How can you efficiently index content without polluting or tightly coupling your business logic to a search engine API?
Crawling is one option, but it isn't necessarily that efficient nor do you have fine grained control over the fields that are stored in the search index documents. For one customer project we built an elegant asynchronous event driven indexing mechanism.
Event driven architecture
Event-Driven Architecture is an architectural pattern to promote loose coupling between applications. It is an applied form of the classic 'Gang of Four' Observer pattern. In essence an application emits events about things that have happened. Other applications that are interested in these events can register as an event listener.
Asynchronous messaging, such as JMS publish-subscribe Topics, can be used to implement a scalable event-driven architecture.
This can be illustrated using the de-facto Enterprise Integration Patterns language (ref: Enterprise Integration Patterns, Gregor Hohpe & Bobby Woolf, Addison Wesley, ISBN 0321200683) and the Hohpe EIP Visio stencil.
Loose coupling is promoted because the event emitting application is unaware of the event subscribers.

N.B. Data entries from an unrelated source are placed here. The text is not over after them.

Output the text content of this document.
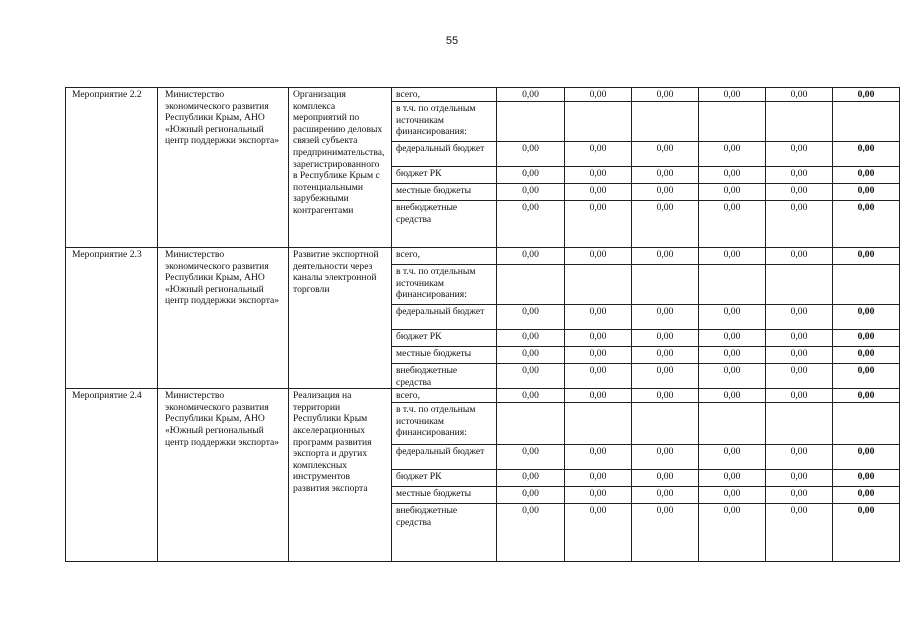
55
Мероприятие 2.2	Министерство экономического развития Республики Крым, АНО «Южный региональный центр поддержки экспорта»	Организация комплекса мероприятий по расширению деловых связей субъекта предпринимательства, зарегистрированного в Республике Крым с потенциальными зарубежными контрагентами	всего,	0,00	0,00	0,00	0,00	0,00	0,00
			в т.ч. по отдельным источникам финансирования:						
			федеральный бюджет	0,00	0,00	0,00	0,00	0,00	0,00
			бюджет РК	0,00	0,00	0,00	0,00	0,00	0,00
			местные бюджеты	0,00	0,00	0,00	0,00	0,00	0,00
			внебюджетные средства	0,00	0,00	0,00	0,00	0,00	0,00
Мероприятие 2.3	Министерство экономического развития Республики Крым, АНО «Южный региональный центр поддержки экспорта»	Развитие экспортной деятельности через каналы электронной торговли	всего,	0,00	0,00	0,00	0,00	0,00	0,00
			в т.ч. по отдельным источникам финансирования:						
			федеральный бюджет	0,00	0,00	0,00	0,00	0,00	0,00
			бюджет РК	0,00	0,00	0,00	0,00	0,00	0,00
			местные бюджеты	0,00	0,00	0,00	0,00	0,00	0,00
			внебюджетные средства	0,00	0,00	0,00	0,00	0,00	0,00
Мероприятие 2.4	Министерство экономического развития Республики Крым, АНО «Южный региональный центр поддержки экспорта»	Реализация на территории Республики Крым акселерационных программ развития экспорта и других комплексных инструментов развития экспорта	всего,	0,00	0,00	0,00	0,00	0,00	0,00
			в т.ч. по отдельным источникам финансирования:						
			федеральный бюджет	0,00	0,00	0,00	0,00	0,00	0,00
			бюджет РК	0,00	0,00	0,00	0,00	0,00	0,00
			местные бюджеты	0,00	0,00	0,00	0,00	0,00	0,00
			внебюджетные средства	0,00	0,00	0,00	0,00	0,00	0,00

In practice, the event message still provides a form of contract, so therefore should be stable or retain backwards compatibility to avoid breaking downstream systems.
Complex Event Processing
Another trend in event-driven architecture is to apply complex event processing (CEP) to the event streams. One example of this in Financial Service is to apply correlation across different events to identify potentially fraudulent trades.
Solr in an Event driven architecture
Solr is a search solution based on Lucene. It provides an indexing & search service along with powerful faceted search.

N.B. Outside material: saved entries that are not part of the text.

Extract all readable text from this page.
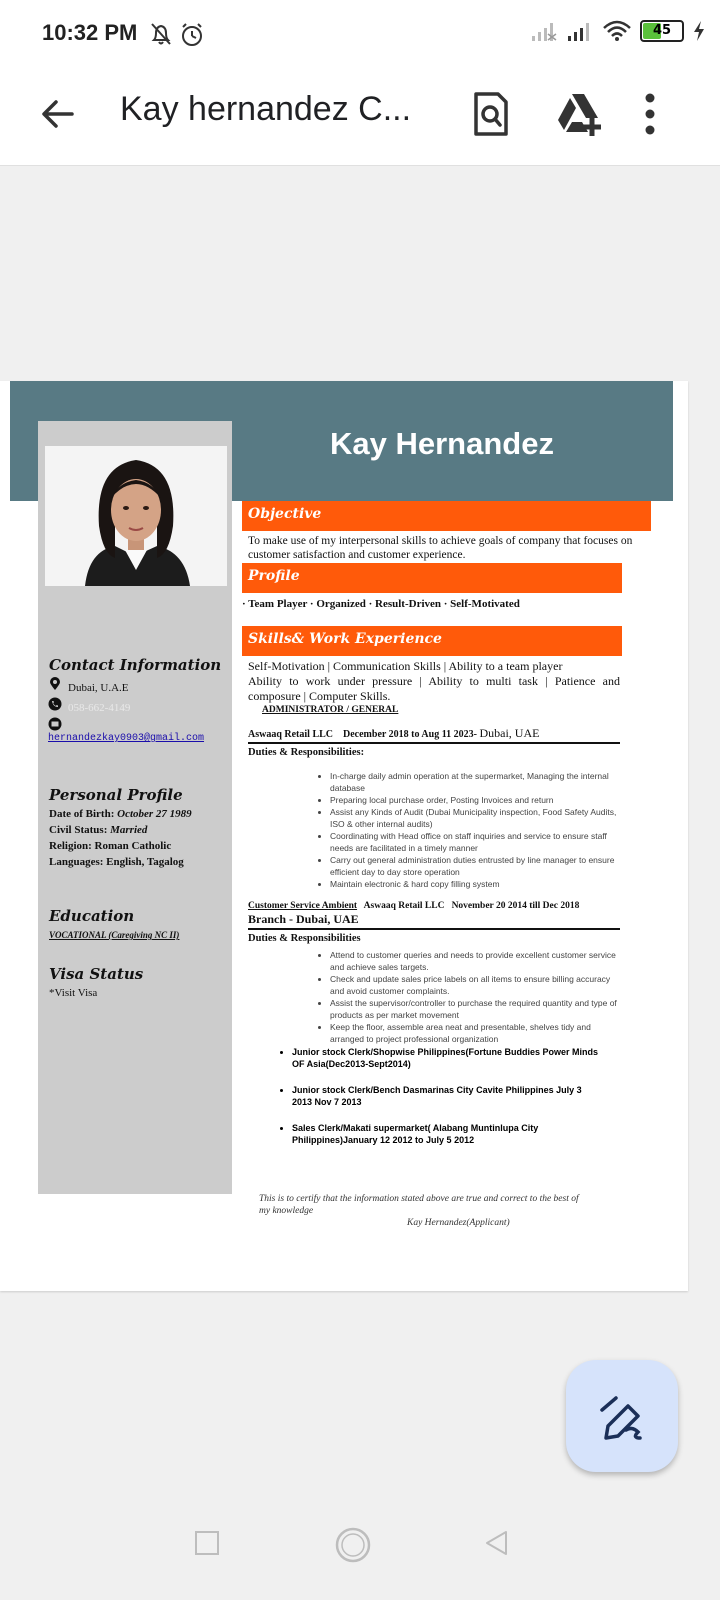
10:32 PM	45
Kay hernandez C...
Kay Hernandez
Contact Information
Dubai, U.A.E
058-662-4149
hernandezkay0903@gmail.com
Personal Profile
Date of Birth: October 27 1989
Civil Status: Married
Religion: Roman Catholic
Languages: English, Tagalog
Education
VOCATIONAL (Caregiving NC II)
Visa Status
*Visit Visa
Objective
To make use of my interpersonal skills to achieve goals of company that focuses on customer satisfaction and customer experience.
Profile
· Team Player · Organized · Result-Driven · Self-Motivated
Skills& Work Experience
Self-Motivation | Communication Skills | Ability to a team player
Ability to work under pressure | Ability to multi task | Patience and composure | Computer Skills.
ADMINISTRATOR / GENERAL
Aswaaq Retail LLC December 2018 to Aug 11 2023- Dubai, UAE
Duties & Responsibilities:
• In-charge daily admin operation at the supermarket, Managing the internal database
• Preparing local purchase order, Posting Invoices and return
• Assist any Kinds of Audit (Dubai Municipality inspection, Food Safety Audits, ISO & other internal audits)
• Coordinating with Head office on staff inquiries and service to ensure staff needs are facilitated in a timely manner
• Carry out general administration duties entrusted by line manager to ensure efficient day to day store operation
• Maintain electronic & hard copy filling system
Customer Service Ambient Aswaaq Retail LLC November 20 2014 till Dec 2018
Branch - Dubai, UAE
Duties & Responsibilities
• Attend to customer queries and needs to provide excellent customer service and achieve sales targets.
• Check and update sales price labels on all items to ensure billing accuracy and avoid customer complaints.
• Assist the supervisor/controller to purchase the required quantity and type of products as per market movement
• Keep the floor, assemble area neat and presentable, shelves tidy and arranged to project professional organization
• Junior stock Clerk/Shopwise Philippines(Fortune Buddies Power Minds OF Asia(Dec2013-Sept2014)
• Junior stock Clerk/Bench Dasmarinas City Cavite Philippines July 3 2013 Nov 7 2013
• Sales Clerk/Makati supermarket( Alabang Muntinlupa City Philippines)January 12 2012 to July 5 2012
This is to certify that the information stated above are true and correct to the best of my knowledge
Kay Hernandez(Applicant)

The combination of Solr, the Spring Framework and JMS was successfully used on the Virgin Money Giving project (medallist in the BCS 2010 Computing awards) to provide event-driven index updates.
This was achieved by leveraging Spring application events with an internal application listener to transmit the message via JMS. Business logic methods would emit events at key stages (e.g. New Fundraiser Registration), the internal application listener would receive all application events and filter out those that it wasn't interested in (by class); the events of interest would be converted to a serializable form and published as a JMS Message.
The JMS Message representing the business event is delivered to a Message Driven POJO on the master indexer node that is responsible for creating, updating or deleting the Lucene index document via the SolrJ client API. The indexing happens on each data centre site using clustered JMS.
The index updates are then replicated from the master indexer to the search nodes using Solr Snap-Pull replication.